Now, to send new configs to the pi, you create apps on the splunk server under the $SPLUNK_HOME/etc/deployment-apps directory with the configs that you want to send.
- Scripts should be located in $SPLUNKHOME/etc/deployment-apps/appname/bin directory
- Inputs to run those scripts are contained in $SPLUNKHOME/etc/deployment-apps/appname/local/inputs.conf
inputs.conf example for a script called foo.py:
[script://./bin/foo.py]
disabled = false
interval = 300
index = main
When the app is ready to deploy to the pi...
- go back to settings -> forwarder management
- click on the server classes tab
- Click add a new server class
- on the clients side, add your raspberry pi host
- on the apps side, add the app or apps that you want to send to the pi
- CLick save
On the next poll from the pi, it will notice there is a new app to deploy to it, pull it from the deployment server and then install it on the pi.
Oh, and make sure when you are creating the server class you click "Restart splunkd", otherwise scripts will be copied to the box and the splunk process won't restart, so it won't start running anything until the next time it is restarted..which defeats the purpose.
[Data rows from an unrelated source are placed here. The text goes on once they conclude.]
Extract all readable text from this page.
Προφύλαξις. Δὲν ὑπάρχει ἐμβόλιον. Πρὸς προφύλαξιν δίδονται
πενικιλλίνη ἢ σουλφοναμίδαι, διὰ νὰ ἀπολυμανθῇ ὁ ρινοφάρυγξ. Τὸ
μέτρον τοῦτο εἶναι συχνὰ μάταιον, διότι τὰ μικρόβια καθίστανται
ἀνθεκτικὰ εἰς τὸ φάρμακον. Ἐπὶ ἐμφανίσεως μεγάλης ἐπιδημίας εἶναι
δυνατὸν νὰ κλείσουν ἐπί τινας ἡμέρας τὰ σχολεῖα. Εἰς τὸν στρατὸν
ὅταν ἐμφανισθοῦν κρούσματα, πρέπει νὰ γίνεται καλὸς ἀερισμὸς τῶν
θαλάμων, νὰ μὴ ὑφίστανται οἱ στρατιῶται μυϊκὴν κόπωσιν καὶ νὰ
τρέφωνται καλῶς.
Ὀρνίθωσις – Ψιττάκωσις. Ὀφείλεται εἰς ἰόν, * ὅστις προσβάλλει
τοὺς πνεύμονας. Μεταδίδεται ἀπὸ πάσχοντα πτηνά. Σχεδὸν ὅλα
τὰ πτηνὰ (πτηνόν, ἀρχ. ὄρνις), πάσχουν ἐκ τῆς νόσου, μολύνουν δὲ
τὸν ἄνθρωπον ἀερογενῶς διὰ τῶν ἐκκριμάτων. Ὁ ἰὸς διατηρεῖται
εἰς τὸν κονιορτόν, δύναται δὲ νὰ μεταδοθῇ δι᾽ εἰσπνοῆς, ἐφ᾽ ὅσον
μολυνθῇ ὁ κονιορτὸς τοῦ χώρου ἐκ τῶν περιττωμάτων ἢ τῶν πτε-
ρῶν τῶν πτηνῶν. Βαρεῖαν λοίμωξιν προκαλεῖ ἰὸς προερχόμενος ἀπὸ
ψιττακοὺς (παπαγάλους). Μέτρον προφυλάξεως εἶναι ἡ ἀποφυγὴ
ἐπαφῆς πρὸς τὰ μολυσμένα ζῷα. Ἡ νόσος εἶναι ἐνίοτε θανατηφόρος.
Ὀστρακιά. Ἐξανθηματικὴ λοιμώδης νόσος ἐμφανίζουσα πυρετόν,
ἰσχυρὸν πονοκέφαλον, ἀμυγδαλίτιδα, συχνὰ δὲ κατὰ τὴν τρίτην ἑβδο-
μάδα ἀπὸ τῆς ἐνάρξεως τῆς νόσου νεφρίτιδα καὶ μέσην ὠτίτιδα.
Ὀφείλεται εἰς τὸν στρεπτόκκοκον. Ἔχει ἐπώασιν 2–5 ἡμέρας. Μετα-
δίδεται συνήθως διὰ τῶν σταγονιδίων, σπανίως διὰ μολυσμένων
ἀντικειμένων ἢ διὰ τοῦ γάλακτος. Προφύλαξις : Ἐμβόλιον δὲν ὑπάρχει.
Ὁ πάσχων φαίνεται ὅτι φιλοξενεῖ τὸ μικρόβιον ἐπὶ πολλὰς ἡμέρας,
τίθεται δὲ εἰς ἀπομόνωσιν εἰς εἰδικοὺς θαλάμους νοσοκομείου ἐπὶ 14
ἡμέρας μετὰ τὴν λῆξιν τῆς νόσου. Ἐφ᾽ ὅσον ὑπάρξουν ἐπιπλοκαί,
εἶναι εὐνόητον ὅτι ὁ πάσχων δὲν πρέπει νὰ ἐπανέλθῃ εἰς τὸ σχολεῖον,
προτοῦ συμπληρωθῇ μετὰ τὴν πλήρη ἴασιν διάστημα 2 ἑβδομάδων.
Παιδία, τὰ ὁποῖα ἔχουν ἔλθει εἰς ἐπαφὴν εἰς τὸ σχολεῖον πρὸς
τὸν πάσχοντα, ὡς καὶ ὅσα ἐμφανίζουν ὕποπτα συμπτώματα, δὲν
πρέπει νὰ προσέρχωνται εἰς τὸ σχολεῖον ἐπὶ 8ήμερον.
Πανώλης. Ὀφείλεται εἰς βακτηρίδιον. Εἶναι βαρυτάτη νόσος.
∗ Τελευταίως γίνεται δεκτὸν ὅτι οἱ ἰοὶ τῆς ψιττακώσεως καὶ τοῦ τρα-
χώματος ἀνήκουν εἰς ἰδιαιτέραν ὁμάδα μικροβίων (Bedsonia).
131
More information on deployment servers can be found in the docs at https://docs.splunk.com/Documentation/Splunk/latest/Updating/Deploymentserverarchitecture
Hope this helps...
./D
This worked great, thank you for the quick and detailed answer. I managed to set up the app and the RPi downloaded the script that was in it (a simple script that creates a directory).
But I cannot get it to actually execute as I am getting a "Permission Denied" error message, regardless of which user I try to run it from (root, splunk, pi etc). I went to $SPLUNKHOME/etc/apps/app-name/bin and tried to execute it from there.
I also used "chown -R splunk /opt/splunkforwarder" to change the ownership to the splunk user but to no avail.